Cumartesi günü VATAN’ın manşetinde çok önemli bir haber vardı. Haberde Türkiye’nin İran karşıtı ittifakta yer alması için ABD tarafından Ankara’ya özel bir ekip gönderdiği bilgisi yer alıyordu. Çünkü ABD, Washington’daki Suudi elçisine suikast planlamakla suçlanan İran’a bedel ödetmek istiyordu. ABD’li bu özel timin Ankara’nın yanı sıra Moskova’ya ve Avrupa başkentlerine gideceği ifade edildi. ABD’li ekibin ziyareti ilk bakışta her ne kadar siyasi olarak gözükse de bunun bir de “bankacılık” kısmı var. Bize gelen bilgilere göre, Hindistan’ın İran’a yaptığı petrol ödemelerini Halkbank üzerinden gerçekleştirmesi Ankara’daki kritik toplantıda gündeme gelmiş. Hindistan-İran-Türkiye arasındaki anlaşmayı kısaca hatırlatayım: Hindistan, İran’dan yaptığı petrol ithalatının bedelini ödemek için transfer yapacak banka bulmakta zorlanıyordu. Çünkü bankalar İran’a ekonomik yaptırım uygulayan ABD’nin ‘kara listesi’ne girmek istemiyor. İran’dan yıllık 12 milyar dolarlık petrol ithal eden Hindistan geçtiğimiz aylarda ödeme konusundaki sıkıntısı Halkbank aracılığıyla çözdü. Hindistan, yaklaşık 5 milyar dolarlık ödemeyi Halkbank’ın sayesinde İran’a yaptı. Halkbank’ın İran’a yapılan para transferine aracılık etmesi ABD’yi rahatsız etmişe benziyor. Halkbank yetkilileri yapılan işlemin uluslararası yasalar çerçevesinde yapıldığını açıklasa da ABD, İran için çemberi daraltmak konusunda kararlı. Öyle ki Ankara’ya gelen ABD ekibinin bir sonraki durağının Moskova olması oldukça dikkat çekici.
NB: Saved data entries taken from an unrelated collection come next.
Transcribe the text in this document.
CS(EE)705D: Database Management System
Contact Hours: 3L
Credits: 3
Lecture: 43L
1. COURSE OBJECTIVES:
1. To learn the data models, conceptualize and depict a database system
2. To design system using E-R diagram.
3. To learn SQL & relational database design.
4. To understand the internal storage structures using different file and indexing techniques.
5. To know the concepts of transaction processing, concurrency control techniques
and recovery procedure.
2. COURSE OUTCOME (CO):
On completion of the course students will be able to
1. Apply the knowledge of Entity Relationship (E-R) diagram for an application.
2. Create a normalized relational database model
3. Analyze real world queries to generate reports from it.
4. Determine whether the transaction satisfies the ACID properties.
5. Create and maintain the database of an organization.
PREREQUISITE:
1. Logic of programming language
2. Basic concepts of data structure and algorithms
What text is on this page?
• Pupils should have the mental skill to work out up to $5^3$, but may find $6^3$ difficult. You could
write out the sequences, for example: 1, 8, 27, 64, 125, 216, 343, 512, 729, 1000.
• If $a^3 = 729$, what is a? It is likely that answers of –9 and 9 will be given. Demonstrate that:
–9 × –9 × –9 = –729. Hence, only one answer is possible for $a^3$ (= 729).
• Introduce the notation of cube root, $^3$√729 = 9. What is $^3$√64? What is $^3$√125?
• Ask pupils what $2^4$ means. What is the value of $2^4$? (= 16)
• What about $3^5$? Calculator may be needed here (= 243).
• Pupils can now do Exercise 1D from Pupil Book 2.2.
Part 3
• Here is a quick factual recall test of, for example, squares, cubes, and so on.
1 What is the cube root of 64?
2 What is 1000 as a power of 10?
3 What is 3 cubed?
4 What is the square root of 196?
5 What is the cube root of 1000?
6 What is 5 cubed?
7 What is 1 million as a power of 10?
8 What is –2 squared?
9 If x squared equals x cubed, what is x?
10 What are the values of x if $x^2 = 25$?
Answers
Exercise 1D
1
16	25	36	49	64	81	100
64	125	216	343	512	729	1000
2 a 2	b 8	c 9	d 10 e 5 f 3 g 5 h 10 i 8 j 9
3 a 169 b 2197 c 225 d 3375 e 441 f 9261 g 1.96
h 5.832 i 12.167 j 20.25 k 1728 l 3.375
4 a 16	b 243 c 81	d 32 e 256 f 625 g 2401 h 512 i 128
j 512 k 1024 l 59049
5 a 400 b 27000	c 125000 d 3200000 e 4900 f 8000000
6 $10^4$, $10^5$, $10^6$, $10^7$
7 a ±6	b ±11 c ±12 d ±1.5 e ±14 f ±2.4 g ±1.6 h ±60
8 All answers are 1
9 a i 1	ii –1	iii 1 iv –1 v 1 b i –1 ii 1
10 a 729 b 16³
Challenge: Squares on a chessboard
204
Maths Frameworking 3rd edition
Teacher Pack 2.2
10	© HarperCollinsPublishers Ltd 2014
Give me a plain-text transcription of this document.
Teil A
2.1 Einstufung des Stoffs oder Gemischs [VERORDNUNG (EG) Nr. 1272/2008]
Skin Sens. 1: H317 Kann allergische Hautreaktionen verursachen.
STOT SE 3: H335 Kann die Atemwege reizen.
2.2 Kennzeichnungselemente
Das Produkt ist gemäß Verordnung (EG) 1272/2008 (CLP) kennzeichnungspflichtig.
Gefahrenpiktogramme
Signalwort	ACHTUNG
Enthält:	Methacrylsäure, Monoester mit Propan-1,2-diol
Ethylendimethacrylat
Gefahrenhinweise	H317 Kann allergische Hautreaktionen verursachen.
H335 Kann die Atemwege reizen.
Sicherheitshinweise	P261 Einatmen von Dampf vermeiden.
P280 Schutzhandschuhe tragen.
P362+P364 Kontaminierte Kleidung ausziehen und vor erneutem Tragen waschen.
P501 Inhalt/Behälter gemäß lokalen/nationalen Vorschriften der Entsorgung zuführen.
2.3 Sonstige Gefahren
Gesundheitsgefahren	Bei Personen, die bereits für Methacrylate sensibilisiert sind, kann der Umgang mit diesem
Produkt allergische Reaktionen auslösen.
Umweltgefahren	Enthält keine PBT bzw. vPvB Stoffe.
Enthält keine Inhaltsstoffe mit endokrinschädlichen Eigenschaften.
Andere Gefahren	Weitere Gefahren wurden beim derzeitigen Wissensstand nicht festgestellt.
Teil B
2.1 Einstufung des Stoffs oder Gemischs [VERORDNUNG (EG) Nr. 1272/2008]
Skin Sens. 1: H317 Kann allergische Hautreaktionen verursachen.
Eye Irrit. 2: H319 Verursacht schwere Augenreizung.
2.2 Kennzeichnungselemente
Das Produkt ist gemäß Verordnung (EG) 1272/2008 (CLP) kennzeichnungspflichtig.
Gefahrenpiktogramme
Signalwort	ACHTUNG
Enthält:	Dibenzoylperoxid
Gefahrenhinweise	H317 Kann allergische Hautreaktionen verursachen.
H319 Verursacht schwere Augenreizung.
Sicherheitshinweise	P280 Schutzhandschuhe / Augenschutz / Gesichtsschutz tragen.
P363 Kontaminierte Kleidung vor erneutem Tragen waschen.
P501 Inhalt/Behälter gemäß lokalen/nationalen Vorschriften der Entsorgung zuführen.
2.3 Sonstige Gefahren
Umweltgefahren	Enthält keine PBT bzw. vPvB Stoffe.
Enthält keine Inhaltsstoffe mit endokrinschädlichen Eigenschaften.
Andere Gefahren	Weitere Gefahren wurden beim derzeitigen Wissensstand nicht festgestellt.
Söylenenler Hindistan’ın İran’a ödemelerini Halkbank üzerinden yapmaya devam etmek istediği yönünde. Ancak ABD’nin artan baskıları Hindistan’ın B Planı’nı hazırlamasına mecbur etti. Halkbank’ın devredışı kalması halinde Hindistan, İran’a yapacağı ödemeler için rotayı Rus bankalarına çevirmeyi planlıyor. Bu nedenle ABD ekibi, Moskova’daki görüşmelerde Hindistan’ın B Planı’nı da devre dışı bırakmak isteyecektir.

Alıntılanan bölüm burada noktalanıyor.